Create text highlight annotations from text extraction
Q: How to create text highlight annotations from text extraction?
A: Extracting text from a PDF file is a common task, but, as you might have noticed, it isn’t always as straightforward as it should be. For that reason PSPDFKit offers APIs to retrieve text from a document. On PSPDFKit for Web you can extract the text from a page using textLinesForPageIndex.
So the first step is to extract the text from a page ofthe PDF document
// Getting all text lines from page 0 const textLines = await instance.textLinesForPageIndex(0); textLines.forEach(textLine => console.log(textLine.contents));
Then we can retrieve the text lines bounding boxes PSPDFKit.TextLine#boundingBox:
const boundingBoxes = textLines.map(textLine => textLine.boundingBox)

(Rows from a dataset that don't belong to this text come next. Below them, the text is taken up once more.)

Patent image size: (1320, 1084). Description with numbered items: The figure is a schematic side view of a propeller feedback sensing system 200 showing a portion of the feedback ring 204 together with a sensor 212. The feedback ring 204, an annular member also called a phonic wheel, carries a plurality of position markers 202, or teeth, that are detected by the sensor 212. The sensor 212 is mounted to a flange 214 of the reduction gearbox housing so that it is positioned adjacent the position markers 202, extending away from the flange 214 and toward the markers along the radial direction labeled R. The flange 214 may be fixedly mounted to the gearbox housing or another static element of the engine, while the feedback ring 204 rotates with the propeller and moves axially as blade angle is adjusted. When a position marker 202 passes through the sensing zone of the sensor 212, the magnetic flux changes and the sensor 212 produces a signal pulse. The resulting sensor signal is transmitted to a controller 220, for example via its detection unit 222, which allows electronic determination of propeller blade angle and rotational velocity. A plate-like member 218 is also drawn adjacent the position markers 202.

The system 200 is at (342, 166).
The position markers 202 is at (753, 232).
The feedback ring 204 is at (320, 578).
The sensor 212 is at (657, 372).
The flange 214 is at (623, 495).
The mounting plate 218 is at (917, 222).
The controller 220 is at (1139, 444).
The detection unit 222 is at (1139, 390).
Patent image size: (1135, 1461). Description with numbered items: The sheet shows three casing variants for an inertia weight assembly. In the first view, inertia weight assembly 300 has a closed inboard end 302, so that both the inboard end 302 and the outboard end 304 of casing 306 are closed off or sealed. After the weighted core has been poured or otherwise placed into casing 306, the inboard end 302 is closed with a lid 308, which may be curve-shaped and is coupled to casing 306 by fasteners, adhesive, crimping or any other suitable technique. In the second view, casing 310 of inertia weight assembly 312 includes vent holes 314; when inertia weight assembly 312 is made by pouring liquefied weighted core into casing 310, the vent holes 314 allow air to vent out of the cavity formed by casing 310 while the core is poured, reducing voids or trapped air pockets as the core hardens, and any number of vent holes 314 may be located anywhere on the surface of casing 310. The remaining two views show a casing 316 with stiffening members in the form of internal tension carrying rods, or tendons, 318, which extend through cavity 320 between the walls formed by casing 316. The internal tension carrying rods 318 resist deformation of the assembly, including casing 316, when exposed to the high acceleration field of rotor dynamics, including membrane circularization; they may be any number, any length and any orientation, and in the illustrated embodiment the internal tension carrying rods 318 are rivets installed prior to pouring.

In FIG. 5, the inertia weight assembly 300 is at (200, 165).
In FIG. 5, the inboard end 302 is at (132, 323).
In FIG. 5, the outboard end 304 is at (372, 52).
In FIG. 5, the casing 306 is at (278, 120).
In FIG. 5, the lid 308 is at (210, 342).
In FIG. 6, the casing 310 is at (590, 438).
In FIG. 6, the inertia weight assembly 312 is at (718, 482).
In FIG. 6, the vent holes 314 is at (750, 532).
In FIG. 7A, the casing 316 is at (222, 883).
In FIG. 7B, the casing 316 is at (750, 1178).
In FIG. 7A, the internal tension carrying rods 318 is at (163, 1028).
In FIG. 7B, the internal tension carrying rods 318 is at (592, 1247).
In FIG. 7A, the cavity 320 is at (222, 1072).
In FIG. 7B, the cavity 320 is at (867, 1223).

This will return us a PSPDFKit.Geometry.Rect record for any textLine
in that page. In our case it returns a PSPDFKit.Immutable.List of two records because there are two lines of text on page 0
of the document.
The final step is to create an highlight annotation using those boundingBoxes like this:
instance.create( new PSPDFKit.Annotations.HighlightAnnotation({ pageIndex: 0, rects: boundingBoxes, boundingBox: PSPDFKit.Geometry.Rect.union(boundingBoxes) });